About this blog
Why write your own blog software?
You don't have to have been on the Internet for long to realise that terms and conditions, available features, and pricing on corporate sites - like LinkedIn, Blogger, Facebook, Medium, or Twitter - can and do change.
I wrote this software so that the journals, news items, and articles I find can be my starting point for my learning - stuff that I read that I can find again, share, and reflect. The software has a mechanism for fetching the title, short piece of text if available, and a picture from the URL of interest. I can then post on the social media platforms a link to my blog entry instead of the original link - no more broken links for people clicking on my posts.
Technologies used:
- URL fetching with PHP - I wrote a PHP class to follow redirects, expanding any URL shortening, and managing cookies until a final URL was reached from a link. It uses Open Graph or Twitter card information (or looks as best it can at the HTML) to find the Title, Desription, and Image representing the web page.
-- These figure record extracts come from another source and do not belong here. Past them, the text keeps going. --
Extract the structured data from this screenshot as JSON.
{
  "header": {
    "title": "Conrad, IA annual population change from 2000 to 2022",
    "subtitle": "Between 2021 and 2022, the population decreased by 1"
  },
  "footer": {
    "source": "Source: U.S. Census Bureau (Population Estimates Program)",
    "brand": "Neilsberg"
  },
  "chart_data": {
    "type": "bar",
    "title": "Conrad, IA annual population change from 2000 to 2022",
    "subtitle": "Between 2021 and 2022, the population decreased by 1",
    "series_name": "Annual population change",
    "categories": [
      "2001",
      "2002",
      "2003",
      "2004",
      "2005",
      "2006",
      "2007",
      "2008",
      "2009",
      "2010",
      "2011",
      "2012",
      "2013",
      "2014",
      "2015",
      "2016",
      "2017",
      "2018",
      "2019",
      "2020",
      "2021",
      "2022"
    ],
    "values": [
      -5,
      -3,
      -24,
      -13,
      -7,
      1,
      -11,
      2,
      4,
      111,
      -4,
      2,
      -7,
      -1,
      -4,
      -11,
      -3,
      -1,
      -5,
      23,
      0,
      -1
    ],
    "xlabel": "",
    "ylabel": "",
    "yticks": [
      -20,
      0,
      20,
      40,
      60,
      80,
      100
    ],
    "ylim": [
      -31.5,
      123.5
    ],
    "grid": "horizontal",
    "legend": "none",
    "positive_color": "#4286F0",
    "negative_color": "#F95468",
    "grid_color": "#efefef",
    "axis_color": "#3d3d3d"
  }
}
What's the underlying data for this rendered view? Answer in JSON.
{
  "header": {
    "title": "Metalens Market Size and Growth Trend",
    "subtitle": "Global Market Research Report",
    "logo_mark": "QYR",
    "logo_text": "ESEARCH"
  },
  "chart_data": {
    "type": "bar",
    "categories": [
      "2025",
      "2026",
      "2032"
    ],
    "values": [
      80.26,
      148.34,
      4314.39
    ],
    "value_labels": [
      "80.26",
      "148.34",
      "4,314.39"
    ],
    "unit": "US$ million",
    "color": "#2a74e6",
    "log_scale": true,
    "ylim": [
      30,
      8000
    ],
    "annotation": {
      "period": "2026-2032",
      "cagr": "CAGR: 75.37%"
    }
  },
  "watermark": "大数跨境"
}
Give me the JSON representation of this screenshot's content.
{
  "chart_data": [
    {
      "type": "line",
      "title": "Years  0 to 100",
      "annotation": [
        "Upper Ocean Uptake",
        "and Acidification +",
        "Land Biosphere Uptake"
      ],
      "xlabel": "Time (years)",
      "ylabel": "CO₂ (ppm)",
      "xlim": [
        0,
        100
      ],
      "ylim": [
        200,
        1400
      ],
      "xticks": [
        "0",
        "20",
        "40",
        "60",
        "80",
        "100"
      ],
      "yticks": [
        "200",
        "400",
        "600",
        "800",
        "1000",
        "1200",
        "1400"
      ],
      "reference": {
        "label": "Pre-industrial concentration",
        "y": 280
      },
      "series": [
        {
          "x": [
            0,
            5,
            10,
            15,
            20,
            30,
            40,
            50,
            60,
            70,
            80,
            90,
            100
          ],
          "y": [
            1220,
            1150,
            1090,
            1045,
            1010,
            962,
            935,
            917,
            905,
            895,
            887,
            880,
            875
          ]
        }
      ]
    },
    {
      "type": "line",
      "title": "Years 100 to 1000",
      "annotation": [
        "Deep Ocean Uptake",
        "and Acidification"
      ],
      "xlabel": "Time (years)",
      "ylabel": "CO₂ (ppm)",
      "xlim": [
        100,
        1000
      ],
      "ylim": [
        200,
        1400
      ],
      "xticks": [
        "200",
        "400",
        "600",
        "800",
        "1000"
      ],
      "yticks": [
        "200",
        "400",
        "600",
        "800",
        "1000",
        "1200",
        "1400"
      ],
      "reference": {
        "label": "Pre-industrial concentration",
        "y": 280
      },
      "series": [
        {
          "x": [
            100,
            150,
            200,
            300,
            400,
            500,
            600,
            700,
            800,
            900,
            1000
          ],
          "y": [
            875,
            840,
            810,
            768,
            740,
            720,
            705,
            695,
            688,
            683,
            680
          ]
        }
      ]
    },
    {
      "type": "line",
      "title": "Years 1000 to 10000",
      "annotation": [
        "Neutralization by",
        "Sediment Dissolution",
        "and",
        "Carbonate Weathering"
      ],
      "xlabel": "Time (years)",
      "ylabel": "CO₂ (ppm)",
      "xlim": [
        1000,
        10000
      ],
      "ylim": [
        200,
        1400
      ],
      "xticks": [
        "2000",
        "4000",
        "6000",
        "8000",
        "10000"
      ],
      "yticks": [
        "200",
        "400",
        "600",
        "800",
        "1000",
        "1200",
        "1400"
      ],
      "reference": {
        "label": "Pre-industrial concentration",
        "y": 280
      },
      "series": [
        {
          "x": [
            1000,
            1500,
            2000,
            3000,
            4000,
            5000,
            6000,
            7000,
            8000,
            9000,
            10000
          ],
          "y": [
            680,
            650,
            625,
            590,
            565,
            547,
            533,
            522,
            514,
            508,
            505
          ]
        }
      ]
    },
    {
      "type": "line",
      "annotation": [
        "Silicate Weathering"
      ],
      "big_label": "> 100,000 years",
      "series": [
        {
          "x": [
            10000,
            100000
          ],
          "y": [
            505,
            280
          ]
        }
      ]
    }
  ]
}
- tf-idf information retrieval - to identify similar blog entries and keywords I have written information retrieval code in python to analyse the term frequency - inverse document frequency of all the blog entries. This shouldn't work well on the blogs as they are all quite short documents but it does a reasonable job. I did this at OnExamination in the 2000s (pre BMJ days) for finding similar MCQs - it was very good at identifying accidental duplicates of questions. The python code then was quite slow so I did it in C++ but the current python libraries are amazing at doing this sort of work. Don't do it in PHP or Javacsript just because you can - use the proper tools for the job.
- PHP MySQL Apache stack - a traditional webserver stack for storing and displaying the blog.